Melangkah masuk Monumen Bibis rasanya seperti masuk ruang yang ditinggali para hantu. Terletak di pojokan Desa Bangunjiwo, monumen ini adalah sudut yang terlupakan. Meski monumen ini dibangun sekitar 1980-an, tapi tak semua warga Yogyakarta tahu dan pernah mengunjunginya.
Awalnya monumen ini dibangun untuk meneguhkan pengkultusan Soeharto soal Serangan Umum 1 Maret 1949. Dibangun dengan banyak ruang dan artefak, monumen ini lebih cocok disebut museum kecil. Pada dinding museum kecil ini dipajang wajah-wajah Soeharto dengan bingkai-bingkai yang besar. Wajah itu memenuhi tiap sudut ruangan dalam bingkai foto.
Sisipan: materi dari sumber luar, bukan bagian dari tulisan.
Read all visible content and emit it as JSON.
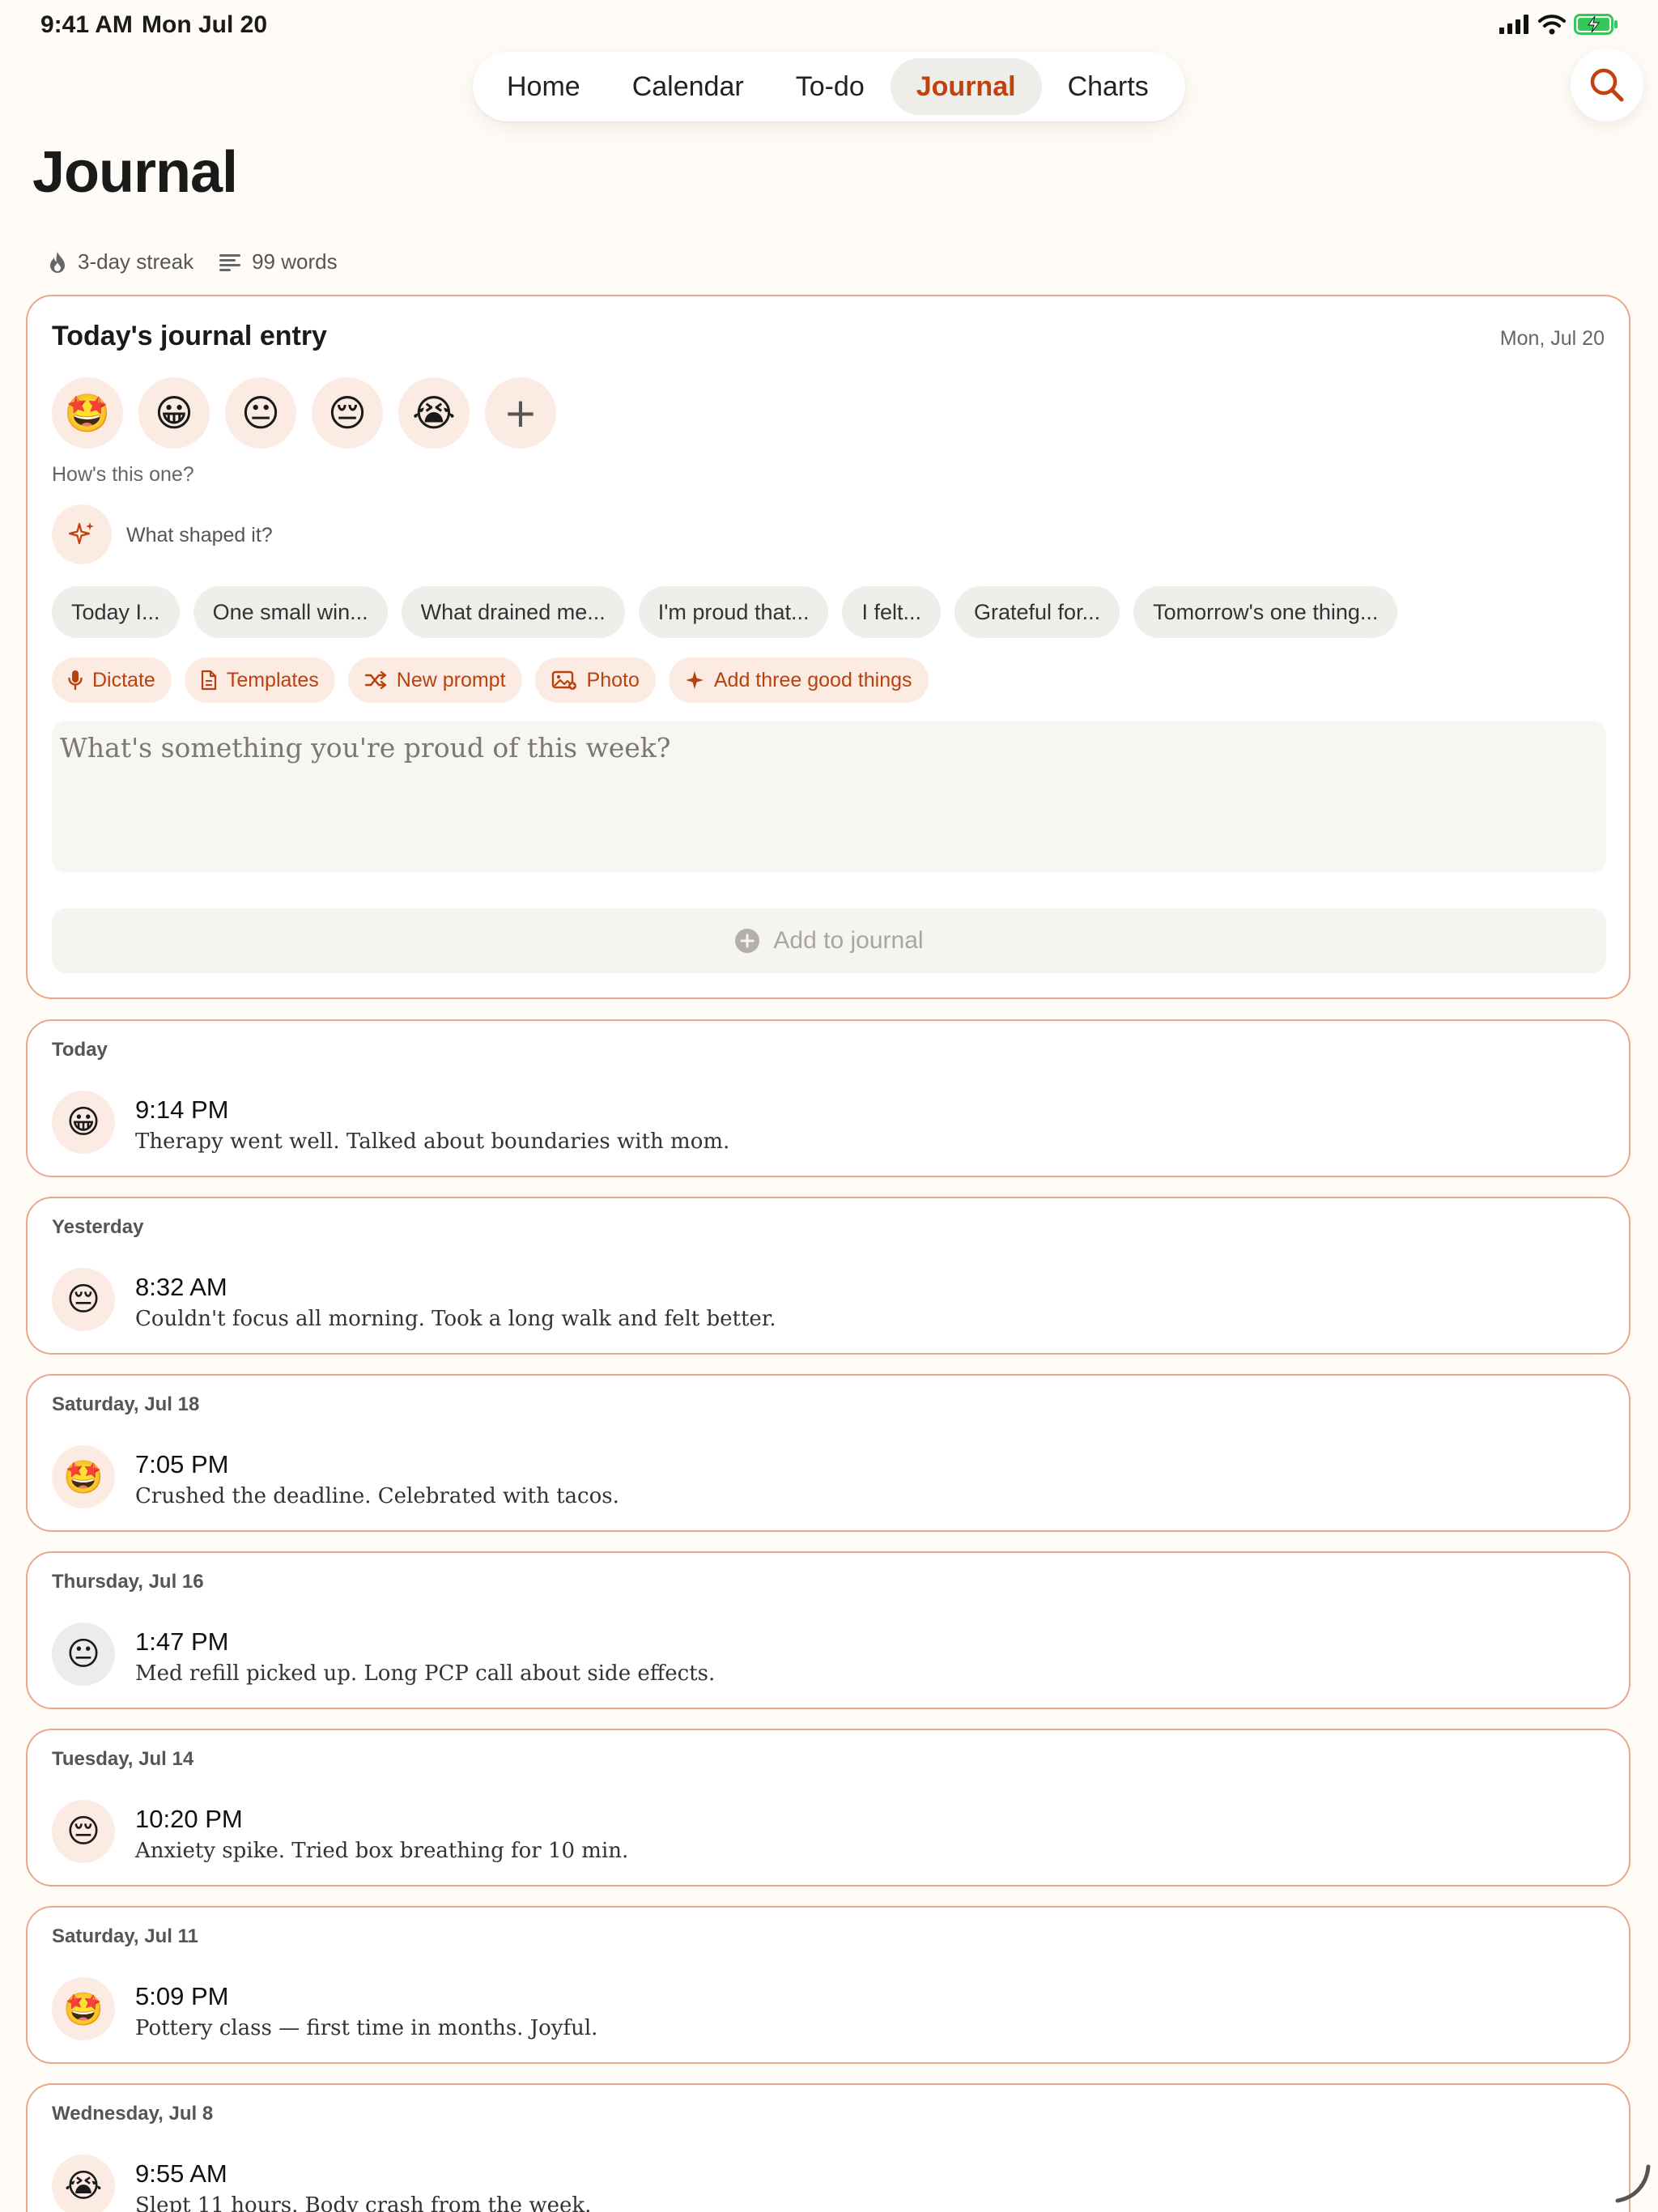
{
  "status_bar": {
    "time": "9:41 AM",
    "date": "Mon Jul 20"
  },
  "nav": {
    "tabs": [
      {
        "label": "Home"
      },
      {
        "label": "Calendar"
      },
      {
        "label": "To-do"
      },
      {
        "label": "Journal",
        "active": true
      },
      {
        "label": "Charts"
      }
    ]
  },
  "page": {
    "title": "Journal"
  },
  "stats": {
    "streak": "3-day streak",
    "words": "99 words"
  },
  "composer": {
    "title": "Today's journal entry",
    "date": "Mon, Jul 20",
    "moods": [
      "star-struck-face",
      "grinning-face",
      "neutral-face",
      "pensive-face",
      "crying-face"
    ],
    "add_mood": "+",
    "hows_label": "How's this one?",
    "shaped_label": "What shaped it?",
    "chips": [
      "Today I...",
      "One small win...",
      "What drained me...",
      "I'm proud that...",
      "I felt...",
      "Grateful for...",
      "Tomorrow's one thing..."
    ],
    "actions": [
      "Dictate",
      "Templates",
      "New prompt",
      "Photo",
      "Add three good things"
    ],
    "placeholder": "What's something you're proud of this week?",
    "submit": "Add to journal"
  },
  "entries": [
    {
      "day": "Today",
      "time": "9:14 PM",
      "text": "Therapy went well. Talked about boundaries with mom.",
      "mood": "grinning-face"
    },
    {
      "day": "Yesterday",
      "time": "8:32 AM",
      "text": "Couldn't focus all morning. Took a long walk and felt better.",
      "mood": "pensive-face"
    },
    {
      "day": "Saturday, Jul 18",
      "time": "7:05 PM",
      "text": "Crushed the deadline. Celebrated with tacos.",
      "mood": "star-struck-face"
    },
    {
      "day": "Thursday, Jul 16",
      "time": "1:47 PM",
      "text": "Med refill picked up. Long PCP call about side effects.",
      "mood": "neutral-face"
    },
    {
      "day": "Tuesday, Jul 14",
      "time": "10:20 PM",
      "text": "Anxiety spike. Tried box breathing for 10 min.",
      "mood": "pensive-face"
    },
    {
      "day": "Saturday, Jul 11",
      "time": "5:09 PM",
      "text": "Pottery class — first time in months. Joyful.",
      "mood": "star-struck-face"
    },
    {
      "day": "Wednesday, Jul 8",
      "time": "9:55 AM",
      "text": "Slept 11 hours. Body crash from the week.",
      "mood": "crying-face"
    }
  ],
  "colors": {
    "accent": "#c2410c",
    "card_border": "#e9a88b",
    "mood_bg": "#fbebe3",
    "background": "#fffcf8"
  }
}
Setelah 1998, monumen ini terbengkalai bersamaan dengan tersingkapnya narasi-narasi lain soal peristiwa 1 Maret. Historiografi bergerak dari sentralitas Soeharto menuju Hamengkubuwono IX. Memang sejarah Yogyakarta selalu tak tuntas dipecahkan, apalagi kepingan-kepingan narasinya.
Terlepas dari lapisan beban historis itu, Monumen Bibis dipilih sebagai salah satu ruang pameran Biennale Jogja ke-17 tahun ini. Sebagai bagian dari Desa Bangunjiwo, Monumen Bibis yang terbengkalai itu diaktivasi lagi. Bahkan, aktivasi yang dilakukan Biennale Jogja merespon monumen propaganda bikinan Orde Baru.
Apa yang dilakukan Biennale Jogja pada Monumen Bibis adalah okupasi naratif. Mereka dengan sadar mengintervensi beban sejarah dalam ruang itu. Kemudian, menawarkan berbagai karya lintas medium yang merespon benang kusut narasi sejarah. Dari karya film dokumenter Ibro Hasanovic soal kapal terbengkalai Josip Broz Tito, Selimut Sejarah dari Unhistoried, hingga Anno Domini dari Jompet Kuswidananto. Karya-karya di Monumen Bibis seakan ingin membasuh luka sejarah dalam tubuh historis kita.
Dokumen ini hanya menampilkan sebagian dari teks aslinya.